Can an Organic T-Shirt, Union Made, Spark a Revolution?

Thanks so much to Rachel Karpf for this special May Day guest post.  Rachel is the blogger for the NoSweat Shop, an initiative that seeks to help ease the Palestinian-Israeli conflict by supplying unionized jobs and living wages to Palestinians living in the Bethlehem in the West Bank. They’re a pioneer in fair trade fashion and believe that a global economy means a global labor movement.  Check them out here.

Organic Bethlehem Unisex Veggie-T

On the banner of the Jew and the Carrot reads a quote by Paul Cezanne, “There will come a day when a carrot, freshly observed, will spark a revolution.” What if the day has already come when a T-shirt, union-made, has sparked a revolution?

No Sweat, the brand name of Bienstar International is a radical new approach to making clothing.  All No Sweat Apparel is made by Union members who are paid living wages.  Most notable however is their factory located on Virgin Mary Street in Bethlehem, West Bank.  This factory, which is affiliated with Palestinian General Federation of Trade Unions (PGFTU), not only pays its workers living wages which allows them to support their families and thus have an alternative to terrorism, but also makes 100% organic cotton T-shirts.

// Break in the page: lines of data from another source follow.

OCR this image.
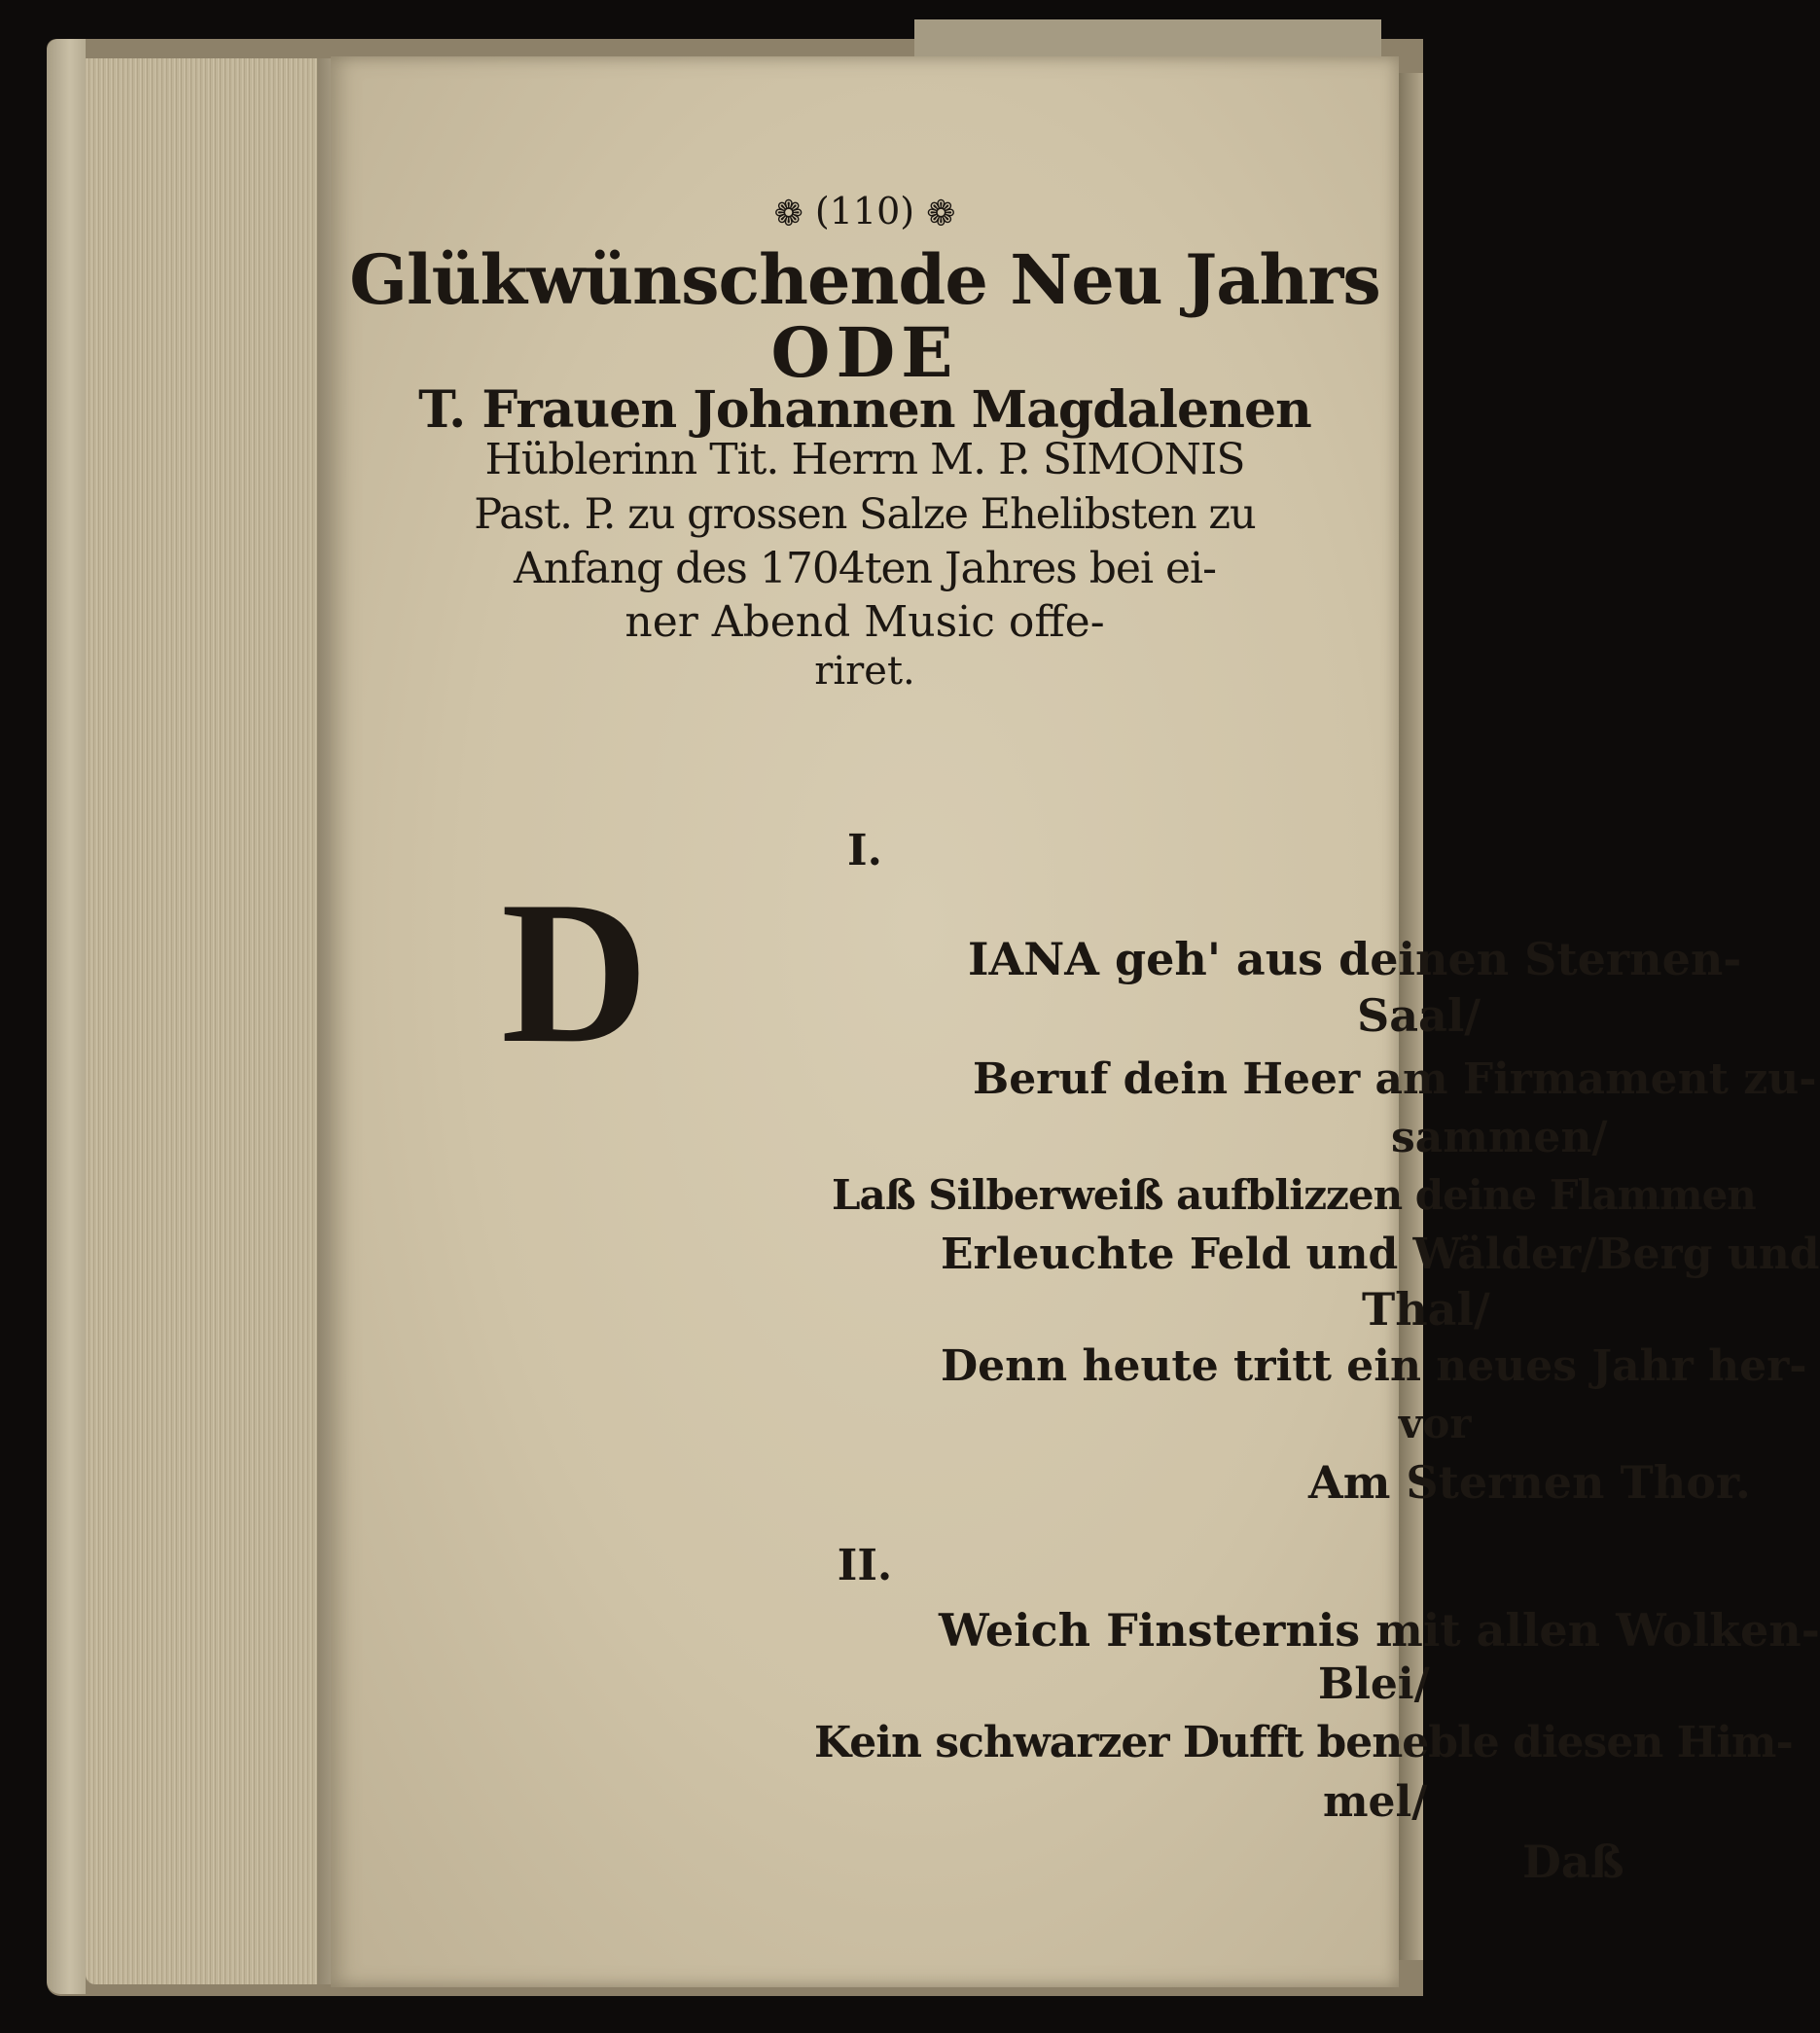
❁ (110) ❁
Glükwünschende Neu Jahrs
ODE
T. Frauen Johannen Magdalenen
Hüblerinn Tit. Herrn M. P. SIMONIS
Past. P. zu grossen Salze Ehelibsten zu
Anfang des 1704ten Jahres bei ei-
ner Abend Music offe-
riret.
I.
IANA geh' aus deinen Sternen-
Saal/
Beruf dein Heer am Firmament zu-
sammen/
Laß Silberweiß aufblizzen deine Flammen
Erleuchte Feld und Wälder/Berg und
Thal/
Denn heute tritt ein neues Jahr her-
vor
Am Sternen Thor.
II.
Weich Finsternis mit allen Wolken-
Blei/
Kein schwarzer Dufft beneble diesen Him-
mel/
Daß
D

According to Helen Exim Corporation,  ”conventional cotton crops occupy 3 % of the world cultivated areas. Nevertheless, it represents 25 % of pesticides and 10 % of insecticides bought in the world. This problem is eliminated by the use of 100% organic cotton, not to mention that many of our products  also contain no animal ingredients and have never been tested on animals.

Yet this revolution is not being led solely by a Union-made T-shirt.  As many of our readers may already be aware of, today is May Day or International Workers Day.  It commemorates  the Hay Market Massacre in Chicago in 1886, where police fired into a crowd of demonstrators after a stick of dynamite had been thrown at them.  This led to approximately 16 deaths and up to forty were wounded.

The riots and strikes that had led up to this tragedy had been caused by a publisher’s demand for an eight-hour workday printed just before May 1.  Due to the bravery and determination of laborers across the country over the years, many reforms have been made, and we often forget how much we owe to the Unions.  A five-day work week, an eight-hour day, health care, and safe working conditions are all rights that we now take for granted, yet had to be fought for just a few generations ago.

Nonetheless the struggle is far from over.  Migrant and seasonal farmworkers, who are responsible for picking much of the produce that we so carefully prepare and set on our table, are often taken advantage of and abused.  The Association of Farmworker Opportunity Programs which seeks to end this injustice notes that ” most of the more than 3 million people that work in agriculture in the United States earn minimum wage or less and have annual incomes below $10,000 per year.”  Being a environmental-conscious consumer means being concerned about not only how a product is produced, but the conditions of the worker making it.